Digital Games vs Mindfulness Apps: Which is More Effective for Post-Work Recovery? (Preprint)

Emily Collins, Anna Cox, C Wilcock, G Sethu-Jones
in Working/Discussion Paper

Abstract

BACKGROUND
Post-work recovery is essential for the dissipation of work stress, and consequently wellbeing. Evidence suggests that activities that are immersive, active and engaging are especially effective at promoting recovery. Previous research has suggested that playing digital games might be effective in promoting recovery, but little is known about how they compare to other popular mobile activities, such as mindfulness apps, which are specifically designed to support wellbeing.

                OBJECTIVE
                    This research aimed to investigate and compare the effectiveness of a digital game and a mindfulness app in promoting post-work recovery, first in a lab setting and then in a field study.

                METHODS
                    Study 1 was a lab experiment (n=45) in which participants' need for recovery was induced by a work task, before undertaking one of three break tasks: a digital game (Block! Hexa Puzzle), a mindfulness app (Headspace) or a non-media control with a fidget spinner (a physical toy). Recovery in the form of how energised participants felt (energetic arousal) was compared before and after the break task, and how recovered participants felt (recovery experience) was compared across the conditions. Study 2 was a field study with working professionals (n=20), for which participants either played the digital game or used the mindfulness app once arriving home from work over a period of five working days. Measures of energetic and tense arousal were taken before and after the task, and recovery experience was measured after the task, along with measures of enjoyment and job strain.

                RESULTS
                    A 3x2 mixed ANOVA identified that the digital game condition increased energetic arousal (indicative of improved recovery) whereas the other two conditions decreased energetic arousal (F2,42=3.76, p<.05). However, there were no differences between the conditions in Recovery Experience (F2,42=.01, p=.99).

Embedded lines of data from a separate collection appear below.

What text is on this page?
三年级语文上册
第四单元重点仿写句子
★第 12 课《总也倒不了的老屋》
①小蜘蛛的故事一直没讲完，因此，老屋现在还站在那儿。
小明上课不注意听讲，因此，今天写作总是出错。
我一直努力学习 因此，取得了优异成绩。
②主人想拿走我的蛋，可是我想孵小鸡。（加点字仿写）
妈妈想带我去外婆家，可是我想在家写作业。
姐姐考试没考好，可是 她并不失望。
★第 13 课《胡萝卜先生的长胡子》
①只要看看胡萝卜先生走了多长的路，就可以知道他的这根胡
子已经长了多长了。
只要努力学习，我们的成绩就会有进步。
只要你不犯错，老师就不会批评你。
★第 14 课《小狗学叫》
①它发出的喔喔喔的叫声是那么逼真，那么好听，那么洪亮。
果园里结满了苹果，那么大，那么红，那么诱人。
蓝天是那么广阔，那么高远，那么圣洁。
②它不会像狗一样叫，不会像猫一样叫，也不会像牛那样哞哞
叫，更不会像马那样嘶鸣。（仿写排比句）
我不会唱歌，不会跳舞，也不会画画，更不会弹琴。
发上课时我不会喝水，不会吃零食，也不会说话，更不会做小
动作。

In Study 2, a multi-level model comparison approach identified that neither intervention nor day of the week had a significant impact on how energised participants felt. However, for those in the digital game condition, daily recovery experience increased during the course of the study, whereas for those in the mindfulness condition it decreased (F1,20=2.1489, p<0.01). Follow up interviews with participants identified three core themes: Detachment and Restoration, Fluctuations and Differences, and finally, Routine and Scheduling. These suggested that the activities differed in how much they allowed individuals to detach from work, but there were also differences across days and participants, and in some ways, the benefit of the activities came from simply having an enforced routine.

                CONCLUSIONS
                    This work suggests that digital games may be effective in promoting post-work recovery in lab contexts, even without a high need for recovery (Study 1) and in the real world, although the effect in this case may be accumulative rather than instant (Study 2).